The new deployment, dubbed swinSTAR, comprises a total of 64 NVIDIA Tesla K10 GPUs and 1376 Intel Sandy Bridge CPU cores in various configurations.
SwinSTAR was funded entirely by the Swinburne University and sits beside the 130-TFLOP gSTAR. The latter was deployed last year and funded by a $1.04 million Federal Government grant.
The two-part Green II replaces a $1 million ‘Green Machine’, which comprised 145 CPU-based nodes and was deployed in May 2007.
GSTAR alone delivered more than ten times the processing power of the Green Machine. SwinSTAR pushes Green II’s capacity beyond 400 TFLOPS, within the range of the top 100 supercomputers worldwide.

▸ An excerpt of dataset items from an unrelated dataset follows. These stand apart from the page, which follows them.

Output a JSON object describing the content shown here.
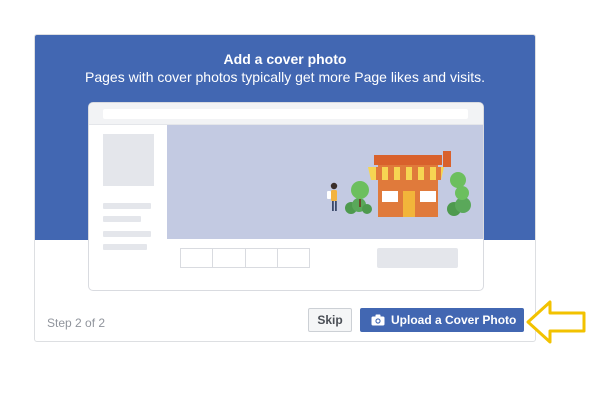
{
  "dialog": {
    "title": "Add a cover photo",
    "subtitle": "Pages with cover photos typically get more Page likes and visits.",
    "step_label": "Step 2 of 2",
    "skip_label": "Skip",
    "upload_label": "Upload a Cover Photo",
    "upload_icon": "camera-icon"
  },
  "colors": {
    "brand_blue": "#4267b2",
    "cover_placeholder": "#c3cae2",
    "arrow_outline": "#f2c200"
  },
  "annotation": {
    "arrow_icon": "left-arrow-icon"
  }
}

Swinburne supercomputer manager Jarrod Hurley said the university deliberately delayed its purchase of swinSTAR so it could include NVIDIA’s K10 GPUs, released this year.
SwinSTAR’s final nodes were installed in late August and made available to researchers early this month.
The machine was designed in partnership with gSTAR suppliers SGI, NVIDIA and Intel, so the two Green II components were fully integrated.
An SGI spokesman described swinSTAR as Australia’s first K10 deployment.
“It was always made clear that there was an option for phase two to be an extension of the phase one process,” Hurley noted.
Green II was housed in Swinburne’s new on-premise data centre, with gSTAR, swinSTAR and 1.7 petabytes of rapid-access disk storage connected via QDR infiniband.
Under terms of the Government grant, gSTAR was dedicated to astronomy research. SwinSTAR has a wider remit, targeting all Swinburne staff, students and collaborators.
Hurley said swinSTAR’s current users are “still very astronomy-based” but said the university would approach new users to advertise its availability.
He expected swinSTAR to appeal to projects in fluid dynamics, molecular dynamics, microphotonics and optics in particular.
Green II will also be used to process data from the Australian Square Kilometre Array Pathfinder (ASKAP) and has pledged a million core-hours to Astronomy Supercomputer Time Allocation Committee (ASTAC) projects this year.
While deploying Green II, Swinburne has progressively repurposed its four-year-old Green Machine, allocating a number of nodes to the university’s IMAX movie project.
Hurley said the Green Machine was now out of warranty and would be decommissioned by February next year.